У Принса всегда было четкое представление о том, к чему он стремится и какие именно шаги приведут его к цели. Он уже мог в одиночку сочинять, играть и записывать целые альбомы; затем он начал получать огромное удовольствие от собственной славы, играя со своим сценическим образом так, будто это был какой-то новый тип синтезатора. Этот постмодернистский Принс не желал довольствоваться крупицами успеха – он хотел, чтобы на него капали слюной все без исключения; он хотел и на обложку Rolling Stone, и в спецвыпуск журнала Jet.
6
Впервые посмотрев фильм «Purple Rain» в 1984 году, я подумал: просто катастрофа, эта картина его потопит. Я, конечно, был неправ на все сто. Это был классический случай, когда публика сошла с ума от того, о чем даже и подумать не могла, пока не увидела прямо перед собой. «Purple Rain» имел огромный успех, порадовав боссов Принса из Warner Brothers и значительно облегчив ему заключение будущих контрактов. На символическом уровне «Purple Rain» был черным переосмыслением извечных клише белого кинематографа. В унылый сценарий были вплетены всевозможные детали из собственного прошлого Принса: его киномать играла гречанка Ольга Карлатос, что нагоняло еще больше тумана в вопрос о неопределенной расовой принадлежности Принса. (Будто бы мы восемнадцать лет спустя услышали странное, вывернутое наизнанку эхо строк Пита Таунсенда из песни «Substitute»: «С виду я белый, но мой отец был черным».)
Трек «Let’s Go Crazy» из «Purple Rain», как, собственно, и сам фильм, представляет собой задорное воспевание давно знакомых клише: «Не слушайте вы этих тупых цивилов! Они просто завидуют нам, крутым ребятам!» Здесь все кроется в радужном звучании музыки. Голос Принса не укладывается четко в рамки ни чистого соула, ни рок-н-ролла. Это элегантный гибрид, в котором притягиваются цепкие противоположности: акустическая гитара и классические струнные в песне «Take Me with U»; дрожащий церковный орган и новейшая драм-машина в «Let’s Go Crazy». В «The Beautiful Ones» Принс вступает сонным крунингом, но к концу песни его вокал превращается в мешанину зазубренных осколков на грани чистого шума. Мы все слышали эпичный заглавный трек так много раз, что легко не заметить, насколько он на самом деле необычен. Небрежные вступительные аккорды и длинное заунывное гитарное соло ближе к концу ненавязчиво вызывают призрак еще одного эпичного произведения черной психоделии: «Maggot Brain» группы Funkadelic.

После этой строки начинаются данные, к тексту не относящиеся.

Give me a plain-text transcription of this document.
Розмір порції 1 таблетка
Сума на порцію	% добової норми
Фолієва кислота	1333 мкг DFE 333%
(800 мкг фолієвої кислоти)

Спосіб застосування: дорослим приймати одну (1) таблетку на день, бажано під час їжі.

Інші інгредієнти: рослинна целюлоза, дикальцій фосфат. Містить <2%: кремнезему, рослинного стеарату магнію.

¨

И вместо того, чтобы завершиться пронзительной кульминацией, как заканчиваются 99 процентов рок-баллад, «Purple Rain» медленно перетекает в почти две минуты меланхоличной фуги, пока от музыки не остаются только изящные струнные и нефильтрованный эмбиентный шум. (Возможно, именно подкорковая память о подобных деталях и предрасполагает некоторых из нас считать работы Принса после 1989 года несколько посредственными.)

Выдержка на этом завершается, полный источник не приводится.